WP-reCAPTCHA
Back in 2007 I found out about reCAPTCHA, a project started at Carnegie Mellon University in part by the original creator of the CAPTCHA. I’d bet by now most people have used and are familiar with reCAPTCHA. CAPTCHAs generally consist of random letters and numbers to test if someone was a human or an automated program (usually with intent to spam). reCAPTCHA’s innovation was to use actual words, words that had failed automatic digitizing when scanning mass amounts of books and using Optical Character Recognition software.
The consequence of this was that programs couldn’t be written, using computer vision techniques, to simply read the image of the word, since industry-grade Optical Character Recognition software—presumably employing the most bleeding edge and sophisticated computer vision techniques—had already failed to digitize the words. This way, two problems were solved with reCAPTCHA: it was foolproof against automated attacks and circumvention, and users came to realize that by solving reCAPTCHA challenges they were helping to digitize books and thus was not a waste of time as solving randomly generated CAPTCHAs was.
I also found out about a service they had called MailHide in which they would hide part of an email address away from spammers. The full email address could be retrieved by solving a reCAPTCHA challenge, effectively preventing automated programs from harvesting email addresses for the purposes of spamming them.

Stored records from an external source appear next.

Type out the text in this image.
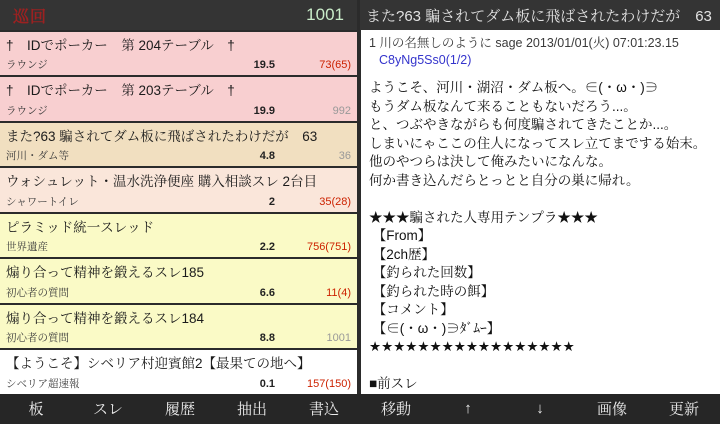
巡回	1001 また?63 騙されてダム板に飛ばされたわけだが　63
†　IDでポーカー　第 204テーブル　†
ラウンジ	19.5	73(65)
†　IDでポーカー　第 203テーブル　†
ラウンジ	19.9	992
また?63 騙されてダム板に飛ばされたわけだが　63
河川・ダム等	4.8	36
ウォシュレット・温水洗浄便座 購入相談スレ 2台目
シャワートイレ	2	35(28)
ピラミッド統一スレッド
世界遺産	2.2	756(751)
煽り合って精神を鍛えるスレ185
初心者の質問	6.6	11(4)
煽り合って精神を鍛えるスレ184
初心者の質問	8.8	1001
【ようこそ】シベリア村迎賓館2【最果ての地へ】
シベリア超速報	0.1	157(150)
1 川の名無しのように sage 2013/01/01(火) 07:01:23.15
C8yNg5Ss0(1/2)
ようこそ、河川・湖沼・ダム板へ。∈(・ω・)∋
もうダム板なんて来ることもないだろう...。
と、つぶやきながらも何度騙されてきたことか...。
しまいにゃここの住人になってスレ立てまでする始末。
他のやつらは決して俺みたいになんな。
何か書き込んだらとっとと自分の巣に帰れ。
★★★騙された人専用テンプラ★★★
【From】
【2ch歴】
【釣られた回数】
【釣られた時の餌】
【コメント】
【∈(・ω・)∋ﾀﾞﾑｰ】
★★★★★★★★★★★★★★★★★
■前スレ
板	スレ	履歴	抽出	書込	移動	↑	↓	画像	更新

That same year (2007) I figured it would be neat to write a plugin for WordPress which automatically hid any email address in a WordPress site using the MailHide technique. It gained some attention, and the then lead engineer of reCAPTCHA, Ben Maurer, contacted me via email asking if I’d be interested in volunteering to work on the then official reCAPTCHA WordPress plugin, with MailHide integrated. I accepted and worked on the plugin for a few years over which it has gotten over 400,000 downloads.
reCAPTCHA was acquired by Google in 2009, and the original team seems to have largely left the project. I stopped using WordPress and as a result development of the plugin halted. The plugin is open source, however, and available on github.